Write: The hotel has a long history…over the decades it has seen war, famine, abundance and glory. It has been at the center of everything—and the walls of its halls are lined with pictures to prove it.
The ellipsis can also be used to build suspense: I was walking home late one night, when out of the shadows there emerged…a strange looking creature with glowing green eyes and fangs!
Rule #9 Punctuating with Parentheses
This is one writers get confused about a lot. Do you put the punctuation inside the parentheses or outside the parentheses? Well, it depends. If you are including a parenthetical at the end of a sentence, the terminating punctuation goes outside the parentheses. If you are expressing a complete thought as a parenthetical all by itself, the punctuation goes inside the parentheses.
The ball game was long (but very exciting). (I just wish it had ended sooner.)
Rule #10 Don’t Over Punctuate
Sometimes people can become confused about whether or not to add punctuation when they are already using punctuation at the end of a sentence. The basic rule here is to avoid providing multiple punctuation marks. If you are referring to a title that has a question mark at the end, you don’t need to follow it up with a period to show that the sentence is ending. Here are some examples:
I had to walk out of the movie Do You Know the Muffin Man? It was getting way too late for me—it was well past 3 a.m. However, I later read a review on Yahoo! The review made me feel much better about going home: instead of wasting time in a theater with a bad movie, I was able to get in a few more hours of work on my dissertation for my Ph.D.
Punctuation rules are something every writer should know and know well. For more information on correct punctuation, check out The Punctuation Guide.

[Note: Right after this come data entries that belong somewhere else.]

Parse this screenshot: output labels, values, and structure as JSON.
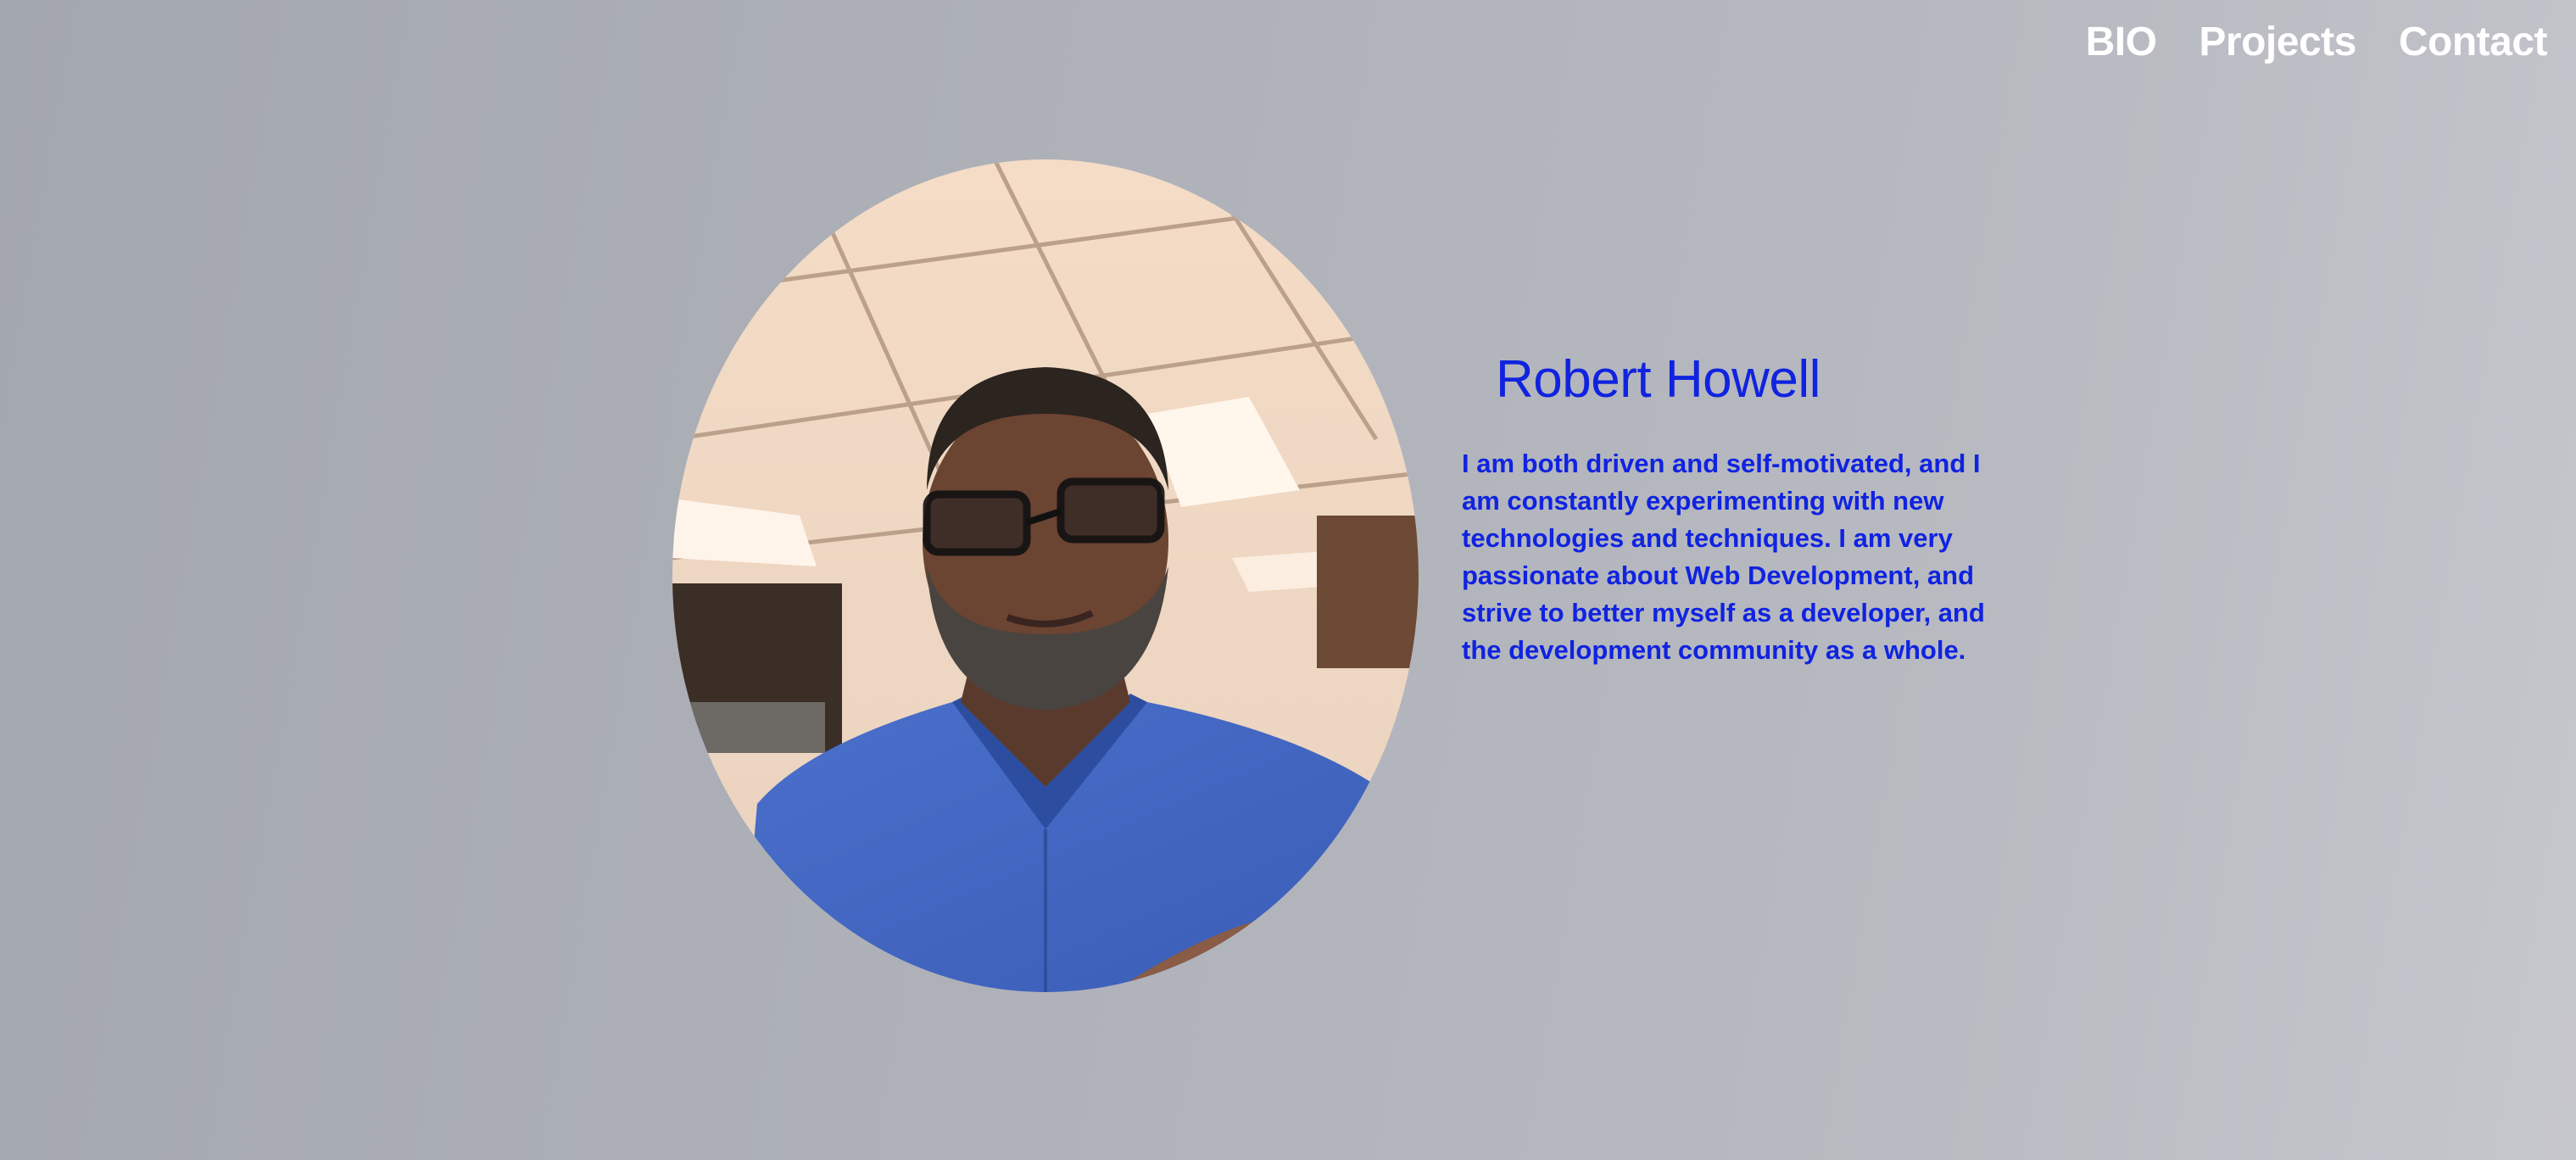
{
  "nav": {
    "items": [
      {
        "label": "BIO"
      },
      {
        "label": "Projects"
      },
      {
        "label": "Contact"
      }
    ]
  },
  "profile": {
    "name": "Robert Howell",
    "bio": "I am both driven and self-motivated, and I am constantly experimenting with new technologies and techniques. I am very passionate about Web Development, and strive to better myself as a developer, and the development community as a whole."
  },
  "colors": {
    "accent": "#1023e0",
    "nav_text": "#ffffff",
    "background": "#aeb1b8"
  }
}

It is a great reference source you can use whenever you have a question about what sort of punctuation to use or how to use it.
The key to great writing is command of your grammar. If you can control your grammar and make sure you are punctuating correctly, your writing will be so much better. Take time to review your writing before handing it in. A lot of mistakes can be caught and corrected simply by doing a quick edit of your own work before you turn it in.